Но с каждым днем солнышко пригревало все больше и больше, и соответственно все более и более облегчалось «спортивное обмундирование» заядлых игроков.

Вот уже и первая малышня закопошилась в песочнице, и первая «полуподснежная» зелень появилась на газоне… А вскоре начали раскупориваться и распахиваться заклеенные наглухо на зиму окна.

Елена Владимирская, живущая в постоянном цейтноте, конечно же не в числе первых выбрала время, чтобы отодрать широкие бумажные ленты, удалить остатки клейстера и грязной прошлогодней ваты, которой были заткнуты щели в рассохшихся рамах, и начисто вымыть и протереть заляпанные дождями и снегом стекла. Но в конце концов свершилось! И все окна комнаты Владимирских – а они были огромны и располагались в объемном, чуть ли не метровой глубины, эркере – распахнулись навстречу весеннему воздуху. И, разумеется, с этой минуты Юрина скрипка зазвучала на весь двор.

– Тю, это что тут у нас еще за Паганиня выискалась? – Излишне образованный дядя Сева с искренним изумлением воззрился на открытое окно.

– Да это, вероятно, рыженький еврейчик, докторский сынок. Он с утра до ночи на скрипочке пиликает. – Сантехнику Гоше, обитателю полуподвальной каморки, увлеченному игрой, некогда было смотреть по сторонам; зажав в могучей лапе оставшиеся костяшки, он продумывал эффектный заключительный ход.

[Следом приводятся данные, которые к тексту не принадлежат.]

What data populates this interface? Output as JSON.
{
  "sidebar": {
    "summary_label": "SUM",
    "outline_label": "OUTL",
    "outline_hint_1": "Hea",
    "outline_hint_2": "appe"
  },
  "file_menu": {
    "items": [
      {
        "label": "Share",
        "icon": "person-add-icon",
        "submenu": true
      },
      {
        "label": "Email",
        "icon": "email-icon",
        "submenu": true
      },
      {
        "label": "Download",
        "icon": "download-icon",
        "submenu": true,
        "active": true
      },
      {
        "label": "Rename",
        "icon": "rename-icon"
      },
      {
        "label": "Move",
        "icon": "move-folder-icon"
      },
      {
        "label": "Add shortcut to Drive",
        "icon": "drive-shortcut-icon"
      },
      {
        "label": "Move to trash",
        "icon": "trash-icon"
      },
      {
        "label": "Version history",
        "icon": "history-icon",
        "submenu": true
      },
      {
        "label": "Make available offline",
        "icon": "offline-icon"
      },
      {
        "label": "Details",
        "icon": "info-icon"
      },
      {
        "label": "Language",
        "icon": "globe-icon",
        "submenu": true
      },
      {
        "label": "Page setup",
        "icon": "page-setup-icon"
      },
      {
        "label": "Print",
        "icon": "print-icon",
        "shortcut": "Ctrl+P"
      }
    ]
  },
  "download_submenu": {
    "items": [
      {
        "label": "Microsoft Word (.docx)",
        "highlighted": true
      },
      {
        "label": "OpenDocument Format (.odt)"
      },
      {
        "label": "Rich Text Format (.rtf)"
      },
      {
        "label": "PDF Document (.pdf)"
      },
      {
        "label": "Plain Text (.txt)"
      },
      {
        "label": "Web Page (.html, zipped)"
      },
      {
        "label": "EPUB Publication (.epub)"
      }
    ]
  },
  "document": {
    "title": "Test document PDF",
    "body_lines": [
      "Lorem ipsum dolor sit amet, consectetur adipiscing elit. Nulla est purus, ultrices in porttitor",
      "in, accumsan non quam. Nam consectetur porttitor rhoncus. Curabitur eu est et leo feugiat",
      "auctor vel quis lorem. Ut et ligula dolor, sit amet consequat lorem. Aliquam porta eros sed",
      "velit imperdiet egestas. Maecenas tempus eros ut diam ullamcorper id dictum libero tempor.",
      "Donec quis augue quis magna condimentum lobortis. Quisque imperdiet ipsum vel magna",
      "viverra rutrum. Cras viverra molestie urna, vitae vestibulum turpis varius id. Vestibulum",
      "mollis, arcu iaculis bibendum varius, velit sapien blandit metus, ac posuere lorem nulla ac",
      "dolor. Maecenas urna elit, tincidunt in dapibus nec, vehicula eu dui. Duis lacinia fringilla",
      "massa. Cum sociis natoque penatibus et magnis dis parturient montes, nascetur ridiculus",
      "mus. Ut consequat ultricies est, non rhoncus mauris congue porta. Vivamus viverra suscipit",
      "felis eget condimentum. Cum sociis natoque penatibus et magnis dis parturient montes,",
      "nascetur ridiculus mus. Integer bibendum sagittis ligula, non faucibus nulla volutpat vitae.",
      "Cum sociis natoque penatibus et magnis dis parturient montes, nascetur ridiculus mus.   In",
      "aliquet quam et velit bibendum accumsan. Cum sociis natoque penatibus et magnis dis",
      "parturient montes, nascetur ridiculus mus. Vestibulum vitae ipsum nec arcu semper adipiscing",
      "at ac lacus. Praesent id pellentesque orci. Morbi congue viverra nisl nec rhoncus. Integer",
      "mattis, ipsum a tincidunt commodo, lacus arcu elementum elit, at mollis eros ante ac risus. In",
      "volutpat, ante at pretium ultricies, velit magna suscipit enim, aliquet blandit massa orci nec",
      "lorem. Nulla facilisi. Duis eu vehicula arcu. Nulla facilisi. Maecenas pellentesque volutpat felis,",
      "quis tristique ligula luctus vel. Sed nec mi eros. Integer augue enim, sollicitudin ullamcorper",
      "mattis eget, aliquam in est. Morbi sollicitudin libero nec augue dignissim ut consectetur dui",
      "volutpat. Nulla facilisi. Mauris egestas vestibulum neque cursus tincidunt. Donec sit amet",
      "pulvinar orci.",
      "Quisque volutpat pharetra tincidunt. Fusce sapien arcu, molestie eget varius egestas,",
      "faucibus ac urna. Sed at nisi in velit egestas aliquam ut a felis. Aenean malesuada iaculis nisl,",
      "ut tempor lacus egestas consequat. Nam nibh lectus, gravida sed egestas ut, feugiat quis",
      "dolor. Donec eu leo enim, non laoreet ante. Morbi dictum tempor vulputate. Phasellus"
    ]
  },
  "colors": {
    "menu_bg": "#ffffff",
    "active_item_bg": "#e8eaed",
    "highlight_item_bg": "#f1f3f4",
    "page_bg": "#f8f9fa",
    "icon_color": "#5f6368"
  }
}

– Нет, это не докторский пацан. Они в левом крыле живут. А это – справа.

– Рыба! – Гоша с такой силой хряпнул последней доминошкой по столу, что все выложенные раньше косточки подскочили чуть ли не на полметра. – Доктор этот, кстати, классный ремонт у себя заделал. Так все перестроил, что любо-дорого. У него и вообще теперь получилась изолированная квартира, целых четыре комнаты!

– Ну уж эти-то умеют устраиваться! За них не беспокойся!

– Брось! Доктор – клевый мужик. И жена у него вежливая. Заскочишь на пару минут, ну там крантик подкрутить, прокладочку поменять – считай, рублик-другой у тебя уже в кармане. Да и рюмочку еще поднесут.

– Подумаешь: рюмочку! У него этой спиртяги шаровой – немерено!

– Ну мерено или немерено – не наша забота. А когда к тебе с уважением – не просто стакан граненый в нос суют, а в красивой рюмочке, да на подносике, да с огурчиком-помидорчиком, а то еще и с бутербродиком с селедочкой – приятно! Человеком себя чувствуешь!

– Ну ладно тебе. Ходи!

– Нет. Это не докторский сынок. Тот совсем рыжий. А этот беленький.

– Точно. Это Владимирской мальчишка, Елены Васильевны.

– Вот же загадки природы! Такая красивая баба, а все одна, одна…

– Ну а ты-то чего теряешься?

– Да кончай ты!

– Ходи уже наконец!

Окончательным сюрпризом для всей честной компании стало широко распахнувшееся через пару дней окно и в левом крыле, откуда тоже понеслись звуки скрипки.

– Ну не двор у нас, а настоящая хфилармония. Хоть билеты продавай!

– Вообще-то это есть нарушение общественного порядка: шуметь по вечерам и не давать людям культурно отдыхать. – Сева сегодня постоянно проигрывал и был сильно не в духе.

– И никакого нарушения тут нет. Время – детское. Пиликай сколько хочешь.

– Ладно. Я еще с участковым на эту тему побалакаю.